Di awal dan diatas saya sampaikan gagasan adalah gagasan, Marxisme adalah suatu gagasan. Maka untuk  melawannya tentu harus dengan gagasan yang lebih baik. Kita mengikrarkan diri sebagai negara dengan ideologi Pancasila, apakah ada yang kurang dari Pancasila? Anda ingin mengabdi pada Tuhan YME dan menjalankan perintah-Nya, tertuang disitu. Anda ingin menjadi orang berkepribadian sosial dengan tidak bertumpu pada pemikiran materialis, sehingga Anda dapat pula mengabdi pada Tuhan YME, juga tertuang disitu. Namun kenapa ada sebagaian dari rakyat kita yang masih mempercayai pemikiran seorang Karl Marx dan menjadikan dasar dalam perjuangannya.

Pertanyaannya adalah? Apakah Pancasila telah merasuk dalam pemikiran Kita sehingga kegiatan yang kita lakukan dalam mengelola negara ini sesuai dengan yang diamanatkan oleh pendiri bangsa Kita? Ataukah kita lebih tertarik dengan pemikiran-pemikiran lain yang terpaku pada kapital dan kekayaan, sehingga Pancasila kita buang ke tong sejarah bangsa dan kawan-kawan kita sebangsa yang lain mencomot gagasan Marxsime untuk memperoleh hak-hak mereka karena merasa tak adil?

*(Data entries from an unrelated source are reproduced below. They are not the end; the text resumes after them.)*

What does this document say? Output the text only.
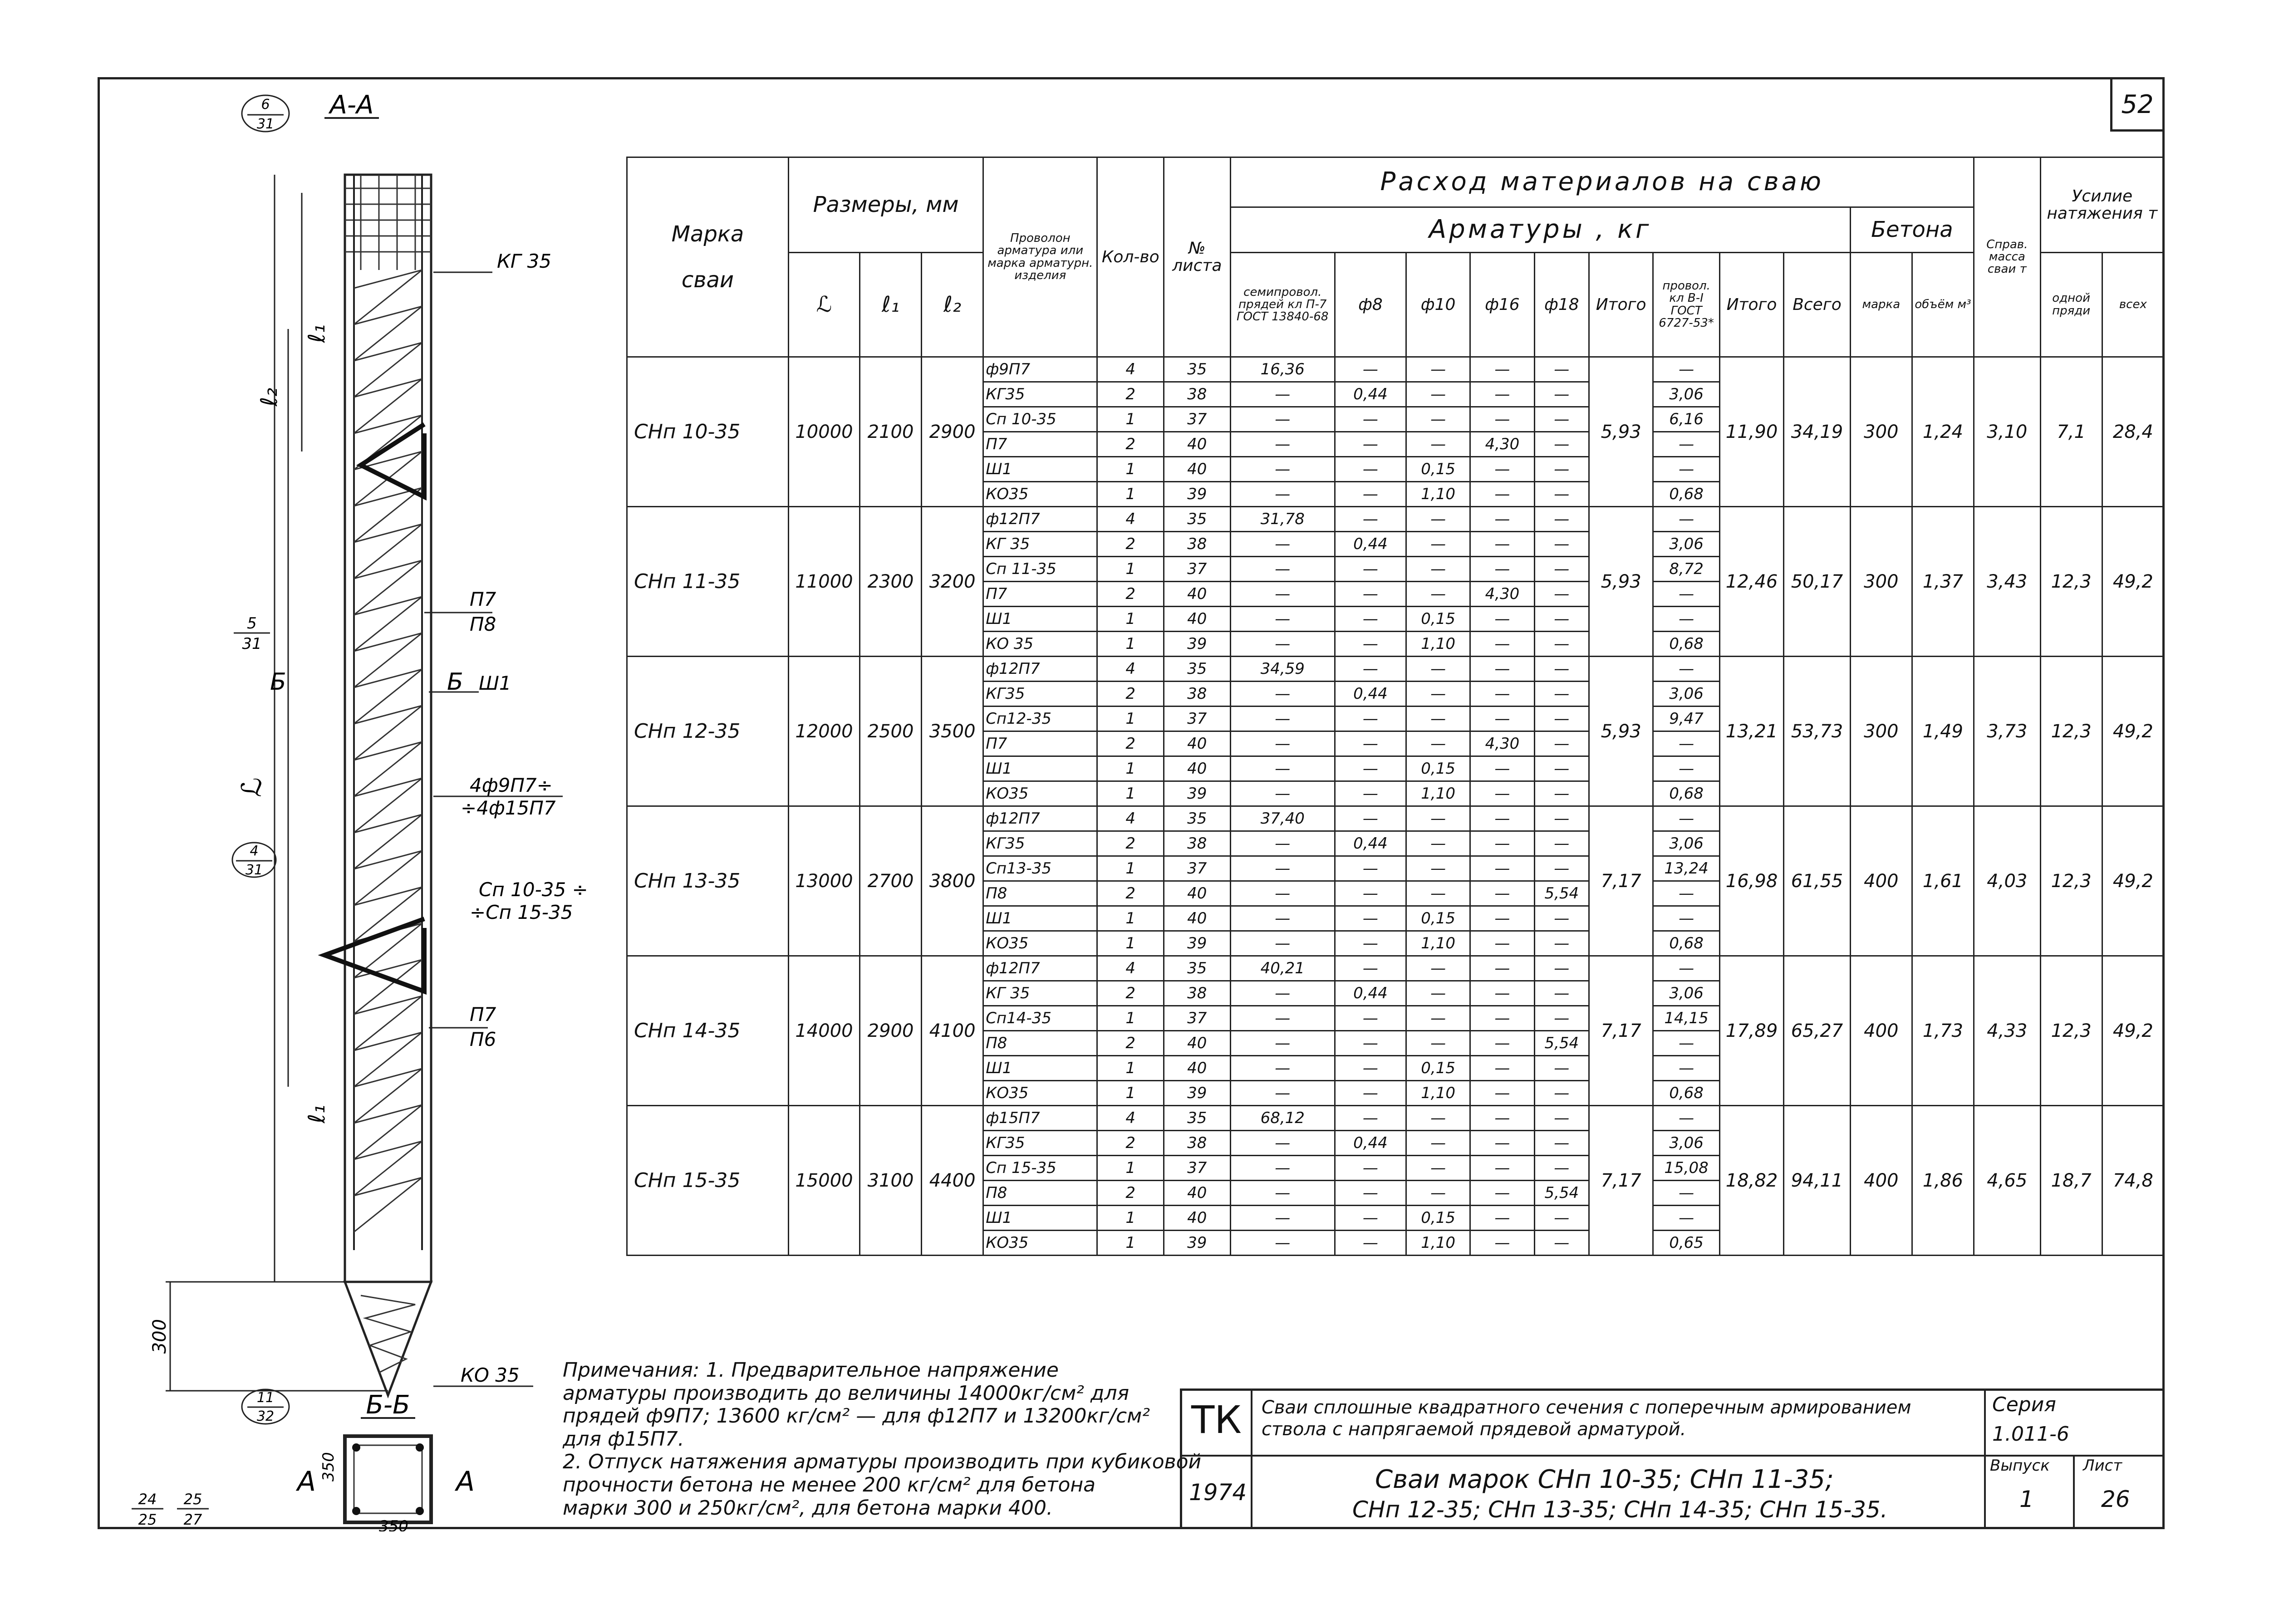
52
А-А
6
31
ℒ
ℓ₂
ℓ₁
ℓ₁
300
КГ 35
П7
П8
Ш1
4ф9П7÷
÷4ф15П7
Сп 10-35 ÷
÷Сп 15-35
П7
П6
КО 35
Б	Б
5
31
4
31
11
32	Б-Б
А	А
350
350
24
25
25
27
Марка

сваи	Размеры, мм			Проволон арматура или марка арматурн. изделия	Кол-во	№ листа	Расход материалов на сваю											Справ. масса сваи т	Усилие натяжения т	
							Арматуры , кг									Бетона				
	ℒ	ℓ₁	ℓ₂				семипровол. прядей кл П-7 ГОСТ 13840-68	ф8	ф10	ф16	ф18	Итого	провол. кл В-I ГОСТ 6727-53*	Итого	Всего	марка	объём м³		одной пряди	всех
СНп 10-35	10000	2100	2900	ф9П7	4	35	16,36	—	—	—	—	5,93	—	11,90	34,19	300	1,24	3,10	7,1	28,4
				КГ35	2	38	—	0,44	—	—	—		3,06							
				Сп 10-35	1	37	—	—	—	—	—		6,16							
				П7	2	40	—	—	—	4,30	—		—							
				Ш1	1	40	—	—	0,15	—	—		—							
				КО35	1	39	—	—	1,10	—	—		0,68							
СНп 11-35	11000	2300	3200	ф12П7	4	35	31,78	—	—	—	—	5,93	—	12,46	50,17	300	1,37	3,43	12,3	49,2
				КГ 35	2	38	—	0,44	—	—	—		3,06							
				Сп 11-35	1	37	—	—	—	—	—		8,72							
				П7	2	40	—	—	—	4,30	—		—							
				Ш1	1	40	—	—	0,15	—	—		—							
				КО 35	1	39	—	—	1,10	—	—		0,68							
СНп 12-35	12000	2500	3500	ф12П7	4	35	34,59	—	—	—	—	5,93	—	13,21	53,73	300	1,49	3,73	12,3	49,2
				КГ35	2	38	—	0,44	—	—	—		3,06							
				Сп12-35	1	37	—	—	—	—	—		9,47							
				П7	2	40	—	—	—	4,30	—		—							
				Ш1	1	40	—	—	0,15	—	—		—							
				КО35	1	39	—	—	1,10	—	—		0,68							
СНп 13-35	13000	2700	3800	ф12П7	4	35	37,40	—	—	—	—	7,17	—	16,98	61,55	400	1,61	4,03	12,3	49,2
				КГ35	2	38	—	0,44	—	—	—		3,06							
				Сп13-35	1	37	—	—	—	—	—		13,24							
				П8	2	40	—	—	—	—	5,54		—							
				Ш1	1	40	—	—	0,15	—	—		—							
				КО35	1	39	—	—	1,10	—	—		0,68							
СНп 14-35	14000	2900	4100	ф12П7	4	35	40,21	—	—	—	—	7,17	—	17,89	65,27	400	1,73	4,33	12,3	49,2
				КГ 35	2	38	—	0,44	—	—	—		3,06							
				Сп14-35	1	37	—	—	—	—	—		14,15							
				П8	2	40	—	—	—	—	5,54		—							
				Ш1	1	40	—	—	0,15	—	—		—							
				КО35	1	39	—	—	1,10	—	—		0,68							
СНп 15-35	15000	3100	4400	ф15П7	4	35	68,12	—	—	—	—	7,17	—	18,82	94,11	400	1,86	4,65	18,7	74,8
				КГ35	2	38	—	0,44	—	—	—		3,06							
				Сп 15-35	1	37	—	—	—	—	—		15,08							
				П8	2	40	—	—	—	—	5,54		—							
				Ш1	1	40	—	—	0,15	—	—		—							
				КО35	1	39	—	—	1,10	—	—		0,65							
Примечания: 1. Предварительное напряжение
арматуры производить до величины 14000кг/см² для
прядей ф9П7; 13600 кг/см² — для ф12П7 и 13200кг/см²
для ф15П7.
2. Отпуск натяжения арматуры производить при кубиковой
прочности бетона не менее 200 кг/см² для бетона
марки 300 и 250кг/см², для бетона марки 400.
ТК
1974
Сваи сплошные квадратного сечения с поперечным армированием ствола с напрягаемой прядевой арматурой.
Сваи марок СНп 10-35; СНп 11-35;
СНп 12-35; СНп 13-35; СНп 14-35; СНп 15-35.
Серия
1.011-6
Выпуск
1
Лист
26
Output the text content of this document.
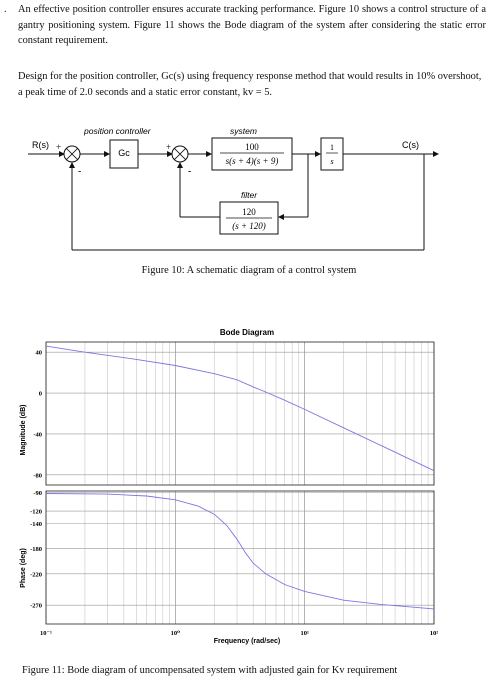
. An effective position controller ensures accurate tracking performance. Figure 10 shows a control structure of a gantry positioning system. Figure 11 shows the Bode diagram of the system after considering the static error constant requirement.
Design for the position controller, Gc(s) using frequency response method that would results in 10% overshoot, a peak time of 2.0 seconds and a static error constant, kv = 5.
R(s) +
-
position controller	system
+
-
C(s)
Gc
100
s(s + 4)(s + 9)
1
s
filter
120
(s + 120)
Figure 10: A schematic diagram of a control system
Bode Diagram
Magnitude (dB)
Phase (deg)
Frequency (rad/sec)
40
0
-40
-80
-90
-120
-140
-180
-220
-270
10⁻¹	10⁰	10¹	10²
Figure 11: Bode diagram of uncompensated system with adjusted gain for Kv requirement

Maka janganlah heran jika seperti ini terus-menerus akan datang nantinya kaum-kaum Borjuis baru di Indonesia, dengan gelimang harta dan kemewahan gaya hidup hedon disertai peliputan jor-joran dari media massa yang membuat orang-orang lemah merasa perlu untuk mencapai “kemenangannya” dengan bantuan Marxisme yang dihidupkannya kembali.

Pancasila sebagai Kunci Kepribadian Bangsa
Cara mengatasinya adalah dengan cara mengidupkan kembali nilai-nilai Pancasila sebagai dasar bernegara dan kepribadian Kita, kagumlah dengan Sila pertama “Ketuhanan YME” sebuah konsep cerdas dalam membangun bangsa dan negara plural seperti Indonesia. Indonesia bukan Islam, bukan hindu, bukan budha, bukan kristen, namun nilai-nilai keagamaan yang baiklah yang akan digunakannya: tentang Ke-Tuhanan, tentang kebajikan, nilai-nilai inilah yang ada secara universal ada dalam setiap agama.

Pemerintah Republik Indonesia harus mengatasi kesenjangan sosial agar tidak bertambah lebar, sehingga tidak terjadi ke-iri-an sosial pada setiap warganya. Pemerintah dan bawahannya harus mau hidup dengan lebih sederhana, karena harus memahami “bahwa apa yang saya kelola ini adalah uang rakyat dan apapun yang baik bagi rakyat akan saya lakukan karena saya adalah pelayan dari rakyat” bukannya menjadi raja-raja kecil disetiap daerah namun rakyatnya menderita.


Ketika semua berjalan pada “rel” yang diinginkan pendiri bangsa kita dalam merumuskan Pancasila yang digunakan dalam mengelola Republik Indonesia, maka akan membuat gagasan Pancasila menjadi “baik” dengan tampak dari perilaku pemerintah dan masyarakatnya, maka janganlah heran kembali jika Marxisme ataupun gagasan-gagasan lain yang frontal akan menemui ajalnya di bumi Nusantara bahkan tanpa sebuah ketetapan atau peraturan pun.